Итак, имеют место два типа душевных действительностей: жизнь как таковая (das Leben) и просто жизнь (das Leben) ; обе имеют равную действительность, но они никогда не могут быть действительными одновременно. В каждом переживании каждого отдельно взятого человека содержатся оба элемента, пусть даже с всегда различной силой и глубиной; также в воспоминании наличествует то один, то другой; однако разом мы можем воспринять их только в какой-то форме. С тех пор как существует жизнь и люди хотят ее постигнуть и упорядочить, всегда в их переживаниях бывала эта двойственность (diese Zweiheit). Разве что поединок за первичность и превосходство по большей части разыгрывался на арене философии и всегда раздавались другие боевые кличи; также потому [поединок оставался] для большинства людей непознанным и несомненнным. Яснее всего, сдается, вопрос был поставлен в средние века, когда все мыслящие люди разделились на два лагеря. Один из них утверждал относительно универсалий, понятий (платоновских идей, если Тебе угодно), что они суть единственные истинные действительности; в то время как другой признавал их лишь как слова, как обобщающие имена единственно истинных отдельных вещей.

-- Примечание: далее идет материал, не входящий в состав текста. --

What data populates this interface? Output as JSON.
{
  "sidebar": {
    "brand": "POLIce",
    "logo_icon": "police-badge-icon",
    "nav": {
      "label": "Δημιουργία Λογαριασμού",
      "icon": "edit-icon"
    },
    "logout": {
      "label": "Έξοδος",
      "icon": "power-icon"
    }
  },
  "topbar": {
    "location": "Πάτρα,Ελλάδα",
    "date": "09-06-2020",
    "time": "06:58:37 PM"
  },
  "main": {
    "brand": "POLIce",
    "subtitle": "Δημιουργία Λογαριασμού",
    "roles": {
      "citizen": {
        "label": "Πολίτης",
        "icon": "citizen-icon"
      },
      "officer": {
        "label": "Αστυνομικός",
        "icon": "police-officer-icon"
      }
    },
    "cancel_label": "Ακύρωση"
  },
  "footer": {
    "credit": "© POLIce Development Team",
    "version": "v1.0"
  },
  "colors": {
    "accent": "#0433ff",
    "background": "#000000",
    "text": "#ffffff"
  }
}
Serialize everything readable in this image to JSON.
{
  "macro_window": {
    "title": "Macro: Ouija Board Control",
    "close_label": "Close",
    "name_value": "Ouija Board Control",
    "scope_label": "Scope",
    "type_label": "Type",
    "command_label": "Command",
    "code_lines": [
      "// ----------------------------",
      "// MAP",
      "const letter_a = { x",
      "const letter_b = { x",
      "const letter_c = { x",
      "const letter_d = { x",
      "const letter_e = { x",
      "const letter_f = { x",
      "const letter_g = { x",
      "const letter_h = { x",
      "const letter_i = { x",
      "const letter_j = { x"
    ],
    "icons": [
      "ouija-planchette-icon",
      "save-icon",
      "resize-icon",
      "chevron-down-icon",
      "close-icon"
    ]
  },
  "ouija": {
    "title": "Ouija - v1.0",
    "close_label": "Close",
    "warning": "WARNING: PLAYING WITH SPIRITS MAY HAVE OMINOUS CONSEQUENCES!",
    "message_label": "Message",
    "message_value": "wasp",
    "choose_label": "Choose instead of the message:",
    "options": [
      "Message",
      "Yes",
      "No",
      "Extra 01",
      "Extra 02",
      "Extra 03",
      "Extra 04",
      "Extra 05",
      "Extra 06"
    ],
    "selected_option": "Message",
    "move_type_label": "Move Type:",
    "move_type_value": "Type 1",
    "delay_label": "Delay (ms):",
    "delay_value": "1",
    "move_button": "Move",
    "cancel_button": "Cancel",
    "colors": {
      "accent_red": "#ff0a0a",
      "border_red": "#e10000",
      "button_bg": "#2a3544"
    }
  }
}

Такая двойственность разделяет также средства выражения; тут противостоят друг другу образ и "значение". Первый принцип присущ созданию образов, второй - полаганию значений; для одного существуют только вещи, для другого - только их взаимосвязи, только понятия и ценности. Поэзия сама по себе не ведает ни о чем, что находилось бы по ту сторону вещей; всякая вещь для нее есть нечто серьезное, и сингулярное, и несравненное. Поэтому поэзия также не знает никаких вопросов; не чистым вещам адресуют вопросы, а лишь их взаимосвязям; ибо - как в сказке - здесь из любого вопроса вновь получается вещь, подобная той, что пробудила его к жизни. Герой стоит на перекрестке дорог или посреди битвы, но перекресток дорог и битва не суть судьбы, в отношении которых имеются вопросы и ответы; они попросту и буквально являются битвами и перекрестками дорог. И герой трубит в свой горн, взывающий к чуду, и чудо случается - вещь, которая по-новому упорядочивает вещи. В действительно глубокой критике, однако, не бывает жизни вещей, не бывает образов, а бывает лишь прозрачность (Transparenz), лишь нечто такое, что ни один образ не сумеет выразить полноценно. "Без-образность всех образов" является целью всех мистиков; издевательски презрительно Сократ говорит Федру о поэтах, которые никогда не могли достойно воспеть истинную жизнь души и вряд ли когда-либо воспоют. Занебесную область, где живут бессмертные души, говорит Сократ, "занимает бесцветная, без очертаний, неосязаемая сущность, подлинно существующая, зримая лишь кормчему души - уму.

Поэт - это абстракция

Ты, наверное, захочешь возразить: мой поэт - это пустая абстракция, равно как и мой критик. Ты прав: оба являются абстракциями, впрочем, наверное, все-таки не совсем пустыми. Они являются абстракциями, ибо даже Сократ вынужден говорить в метафорах о своем мире без очертаний (ohne Gestalt) и по ту сторону всех образов, и даже термин "безобразность" немецких мистиков есть метафора. Не бывает также поэзии без упорядочения вещей. Мэтью Арнолд однажды назвал ее "Сriticism of Life" . Она изображает финальные взаимосвязи между человеком, и судьбой, и миром и, конечно же, проистекает из подобной глубочайшей концепции, даже если она зачастую и не знает о своем происхождении. И пусть она зачастую отрекается от всякой постановки вопроса и от всякой концепции, - не является ли отрицание всяких вопросов также постановкой вопроса, а их сознательное отклонение - некоей концепцией? Пойдем дальше: разделение между образом и значением также есть абстракция, ибо значение всегда находится в оболочке образов, а отсвет сияния того, что потусторонне образам, просвечивает в каждом образе. Всякий образ - от мира сего; и лик его излучает радость существования. Но он вспоминает и напоминает нам о чем-то, что было когда-то, о некоем где-то, о своей родине, о том единственном, что важно и значимо для души в самой ее основе. Да, будучи взятыми в своей нагой чистоте, они суть лишь абстракции, два этих экстремума человеческого чувствования [, образ и значение], но только с помощью таких абстракций я способен обозначить оба полюса литературного выражения, две его крайние возможности. И тексты тех, кто самым решительным образом отворачивается от образов, кто наиболее пылко стремится к тому, что позади них, - это произведения критиков, платоников и мистиков.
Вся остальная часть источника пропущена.